Independent Ward 7 councilor Ali Dieng is running for mayor. Council President Max Tracy and Ward 3’s Brian Pine, both Progressives, are seeking the party nomination for mayor. Pine wanted to formally announce his candidacy at Northgate Apartments but due to COVID restrictions began a virtual event with a video he recorded there. “We’re making this announcement at an especially important local landmark that holds significance for myself, our campaign and I think our entire community. I have a deep personal connection to Northgate going back to the mid-1980s when out-of-state developers were planning to sell the property as condominiums. And we launched a fight to save the homes of over 330 low and moderate income families. Being part of Northgate has taught me so many important lessons about the need to elevate the voices of those who are so often left at the margins of the political process and to chart a bold new direction when our old systems have just failed us.”
Pine first served on the city council from 1991 to 1995. He was again elected to a two-year term in 2018 and was re-elected. Pine said he came of age when the community focused on the needs of low-income residents and those on the margins of society, and that is driving his decision to run for mayor now. “As mayor I will create a Burlington with a proactive agenda for social justice, environmental justice and racial equity and inclusion. I listen to people every day whose lives have been upended by COVID and other recent events and I see opportunities for ways that our city government could be working together better for all of us and to create greater security and certainty into the future.”

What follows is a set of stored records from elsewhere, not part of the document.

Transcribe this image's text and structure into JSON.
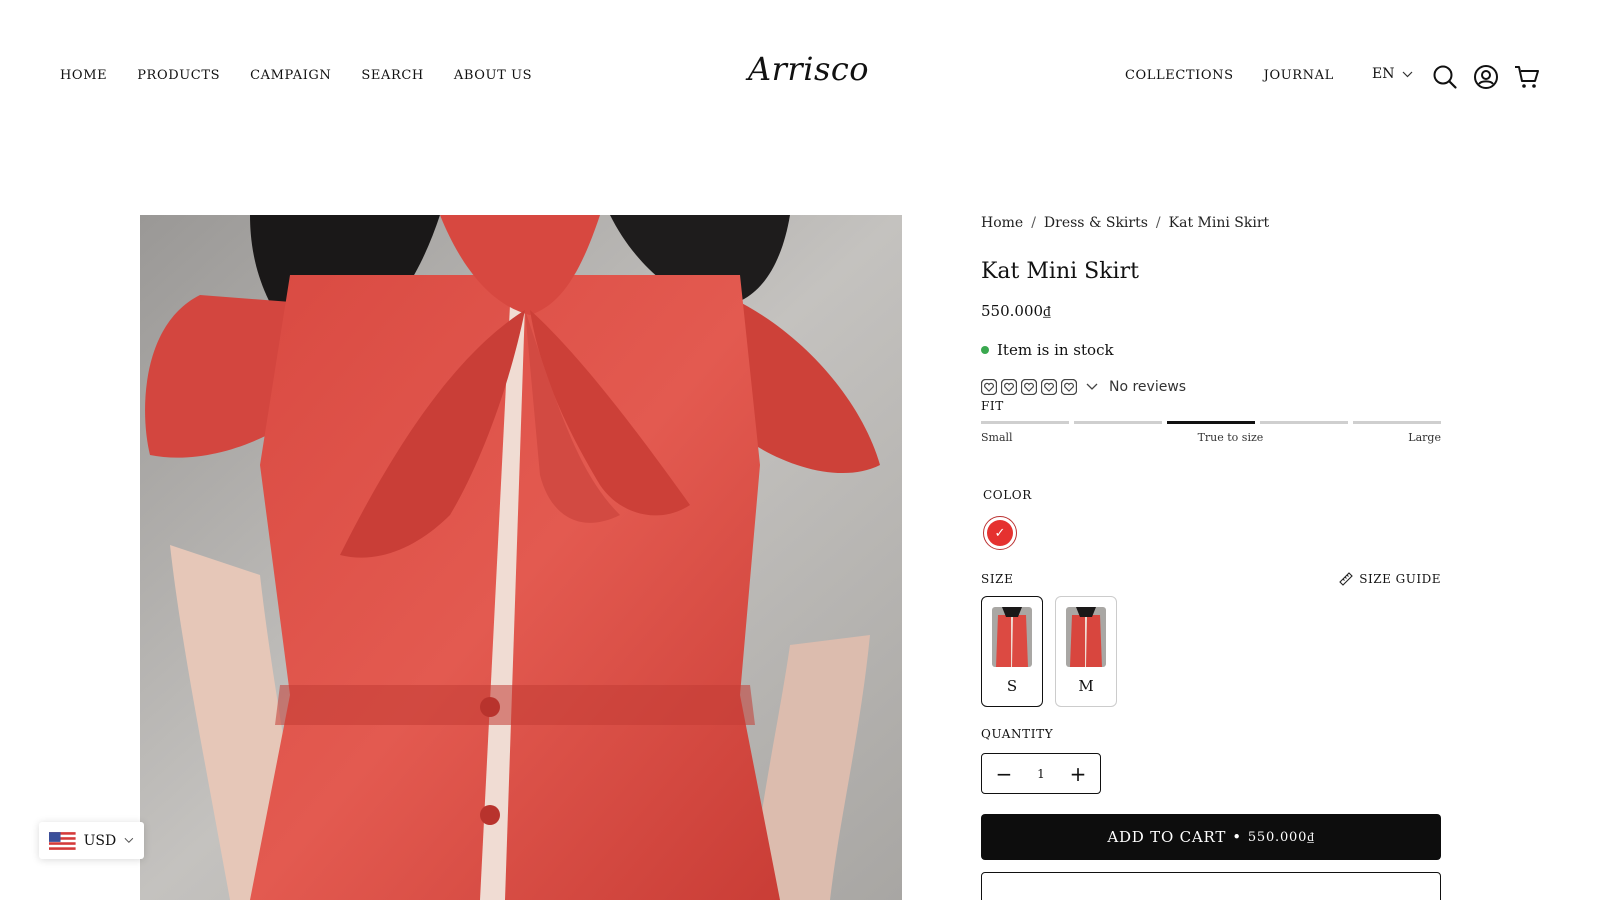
{
  "header": {
    "nav_left": [
      "HOME",
      "PRODUCTS",
      "CAMPAIGN",
      "SEARCH",
      "ABOUT US"
    ],
    "logo": "Arrisco",
    "nav_right": [
      "COLLECTIONS",
      "JOURNAL"
    ],
    "language": "EN",
    "icons": [
      "search-icon",
      "account-icon",
      "cart-icon"
    ]
  },
  "breadcrumb": [
    "Home",
    "Dress & Skirts",
    "Kat Mini Skirt"
  ],
  "breadcrumb_sep": "/",
  "product": {
    "title": "Kat Mini Skirt",
    "price": "550.000₫",
    "stock": "Item is in stock",
    "stock_color": "#3aa84f",
    "rating_value": 0,
    "rating_max": 5,
    "reviews": "No reviews"
  },
  "fit": {
    "label": "FIT",
    "selected_index": 2,
    "scale": [
      "Small",
      "True to size",
      "Large"
    ]
  },
  "color": {
    "label": "COLOR",
    "swatch": "#e5312f"
  },
  "size": {
    "label": "SIZE",
    "guide": "SIZE GUIDE",
    "options": [
      "S",
      "M"
    ],
    "selected": "S"
  },
  "quantity": {
    "label": "QUANTITY",
    "value": "1"
  },
  "cta": {
    "add_to_cart": "ADD TO CART",
    "bullet": "•",
    "price": "550.000₫"
  },
  "currency": {
    "code": "USD"
  }
}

During his Zoom announcement, Pine said government works best when the process is completely open and it brings in voices that aren’t normally at the table. “I come at this with a strong background in understanding the financial aspects of city government as well as the governing piece of city government. I have developed and balanced city budgets, city department budgets. I’ve managed staff. I’ve developed programs within the city understanding how to leverage the tools of city government to bring about the changes we need. In a nutshell I bring both the community activism side and the deep compassion that is embodied in the progressive values of this city and in our progressive elected officials as well as the sort of managerial expertise of how to get big ideas into action.”

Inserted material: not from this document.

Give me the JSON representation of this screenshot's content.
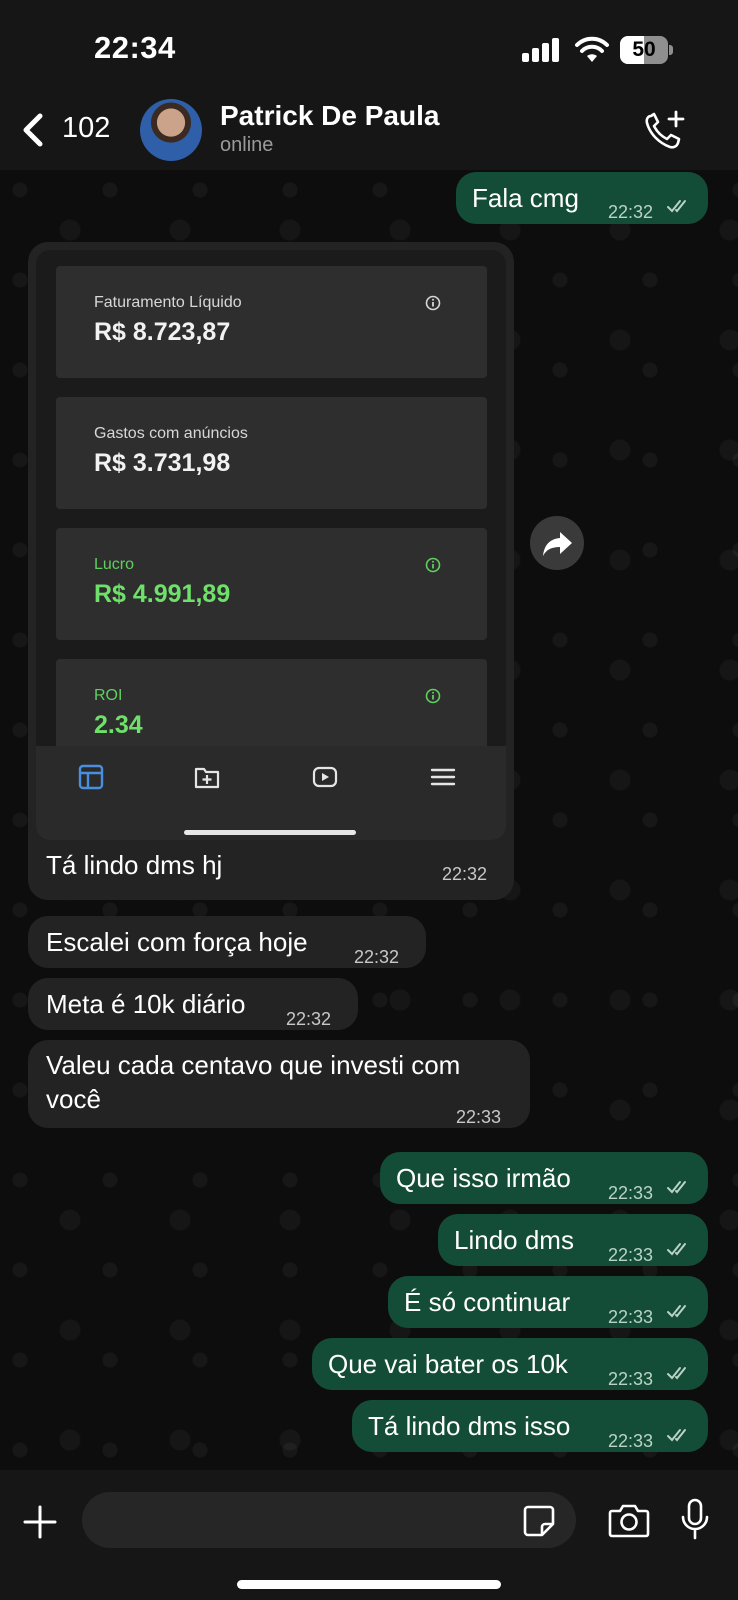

Pine believes his longevity in social work and government distinguishes him from the other candidates. He doesn’t plan to compare himself to the candidates but rather focus on his background and the philosophy of the Progressive Coalition. “Progressives are about good government guided by underlying values and principles that this community has embraced and shared for the last 40 years and I think this community still feels that way.”

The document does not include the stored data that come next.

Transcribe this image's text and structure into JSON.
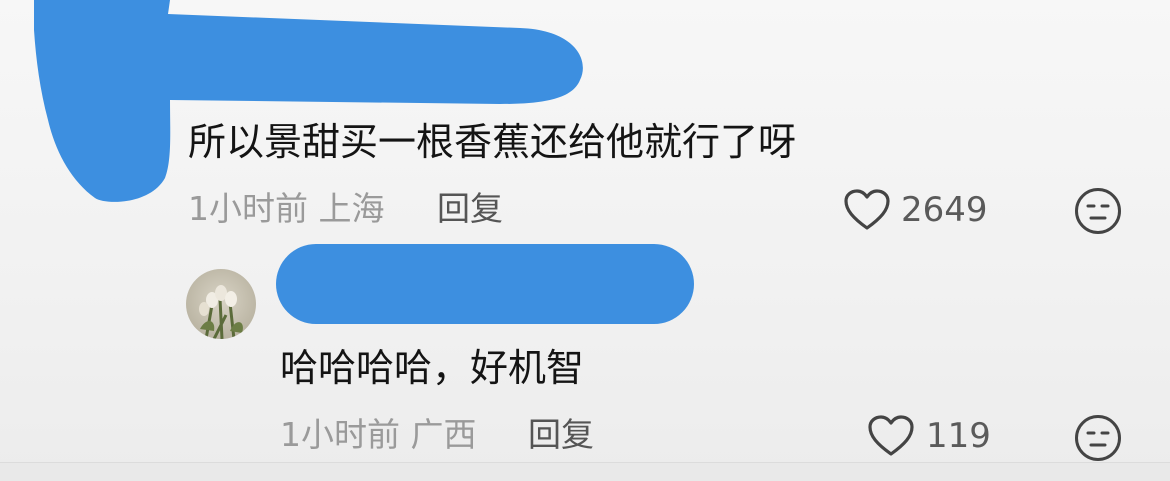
{
  "comments": [
    {
      "text": "所以景甜买一根香蕉还给他就行了呀",
      "meta": "1小时前 上海",
      "reply_label": "回复",
      "likes": "2649"
    },
    {
      "text": "哈哈哈哈，好机智",
      "meta": "1小时前 广西",
      "reply_label": "回复",
      "likes": "119"
    }
  ],
  "icons": {
    "like": "heart-outline-icon",
    "dislike": "neutral-face-icon"
  },
  "colors": {
    "redaction": "#3d8fe0",
    "primary_text": "#141414",
    "meta_text": "#9a9a9a"
  }
}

Burlington Progressives will caucus on December 1st to choose their candidates. Pine says he will not run as an independent if he does not secure the nomination party nomination. “My political home has been as a Progressive in Burlington since we were a coalition in the ‘80s and I will honor the outcome of the caucus. I’ve been very clear about that. I’m a dyed-in-the-wool Progressive.”
Calls to Progressive mayoral candidate Max Tracy were not returned in time for broadcast.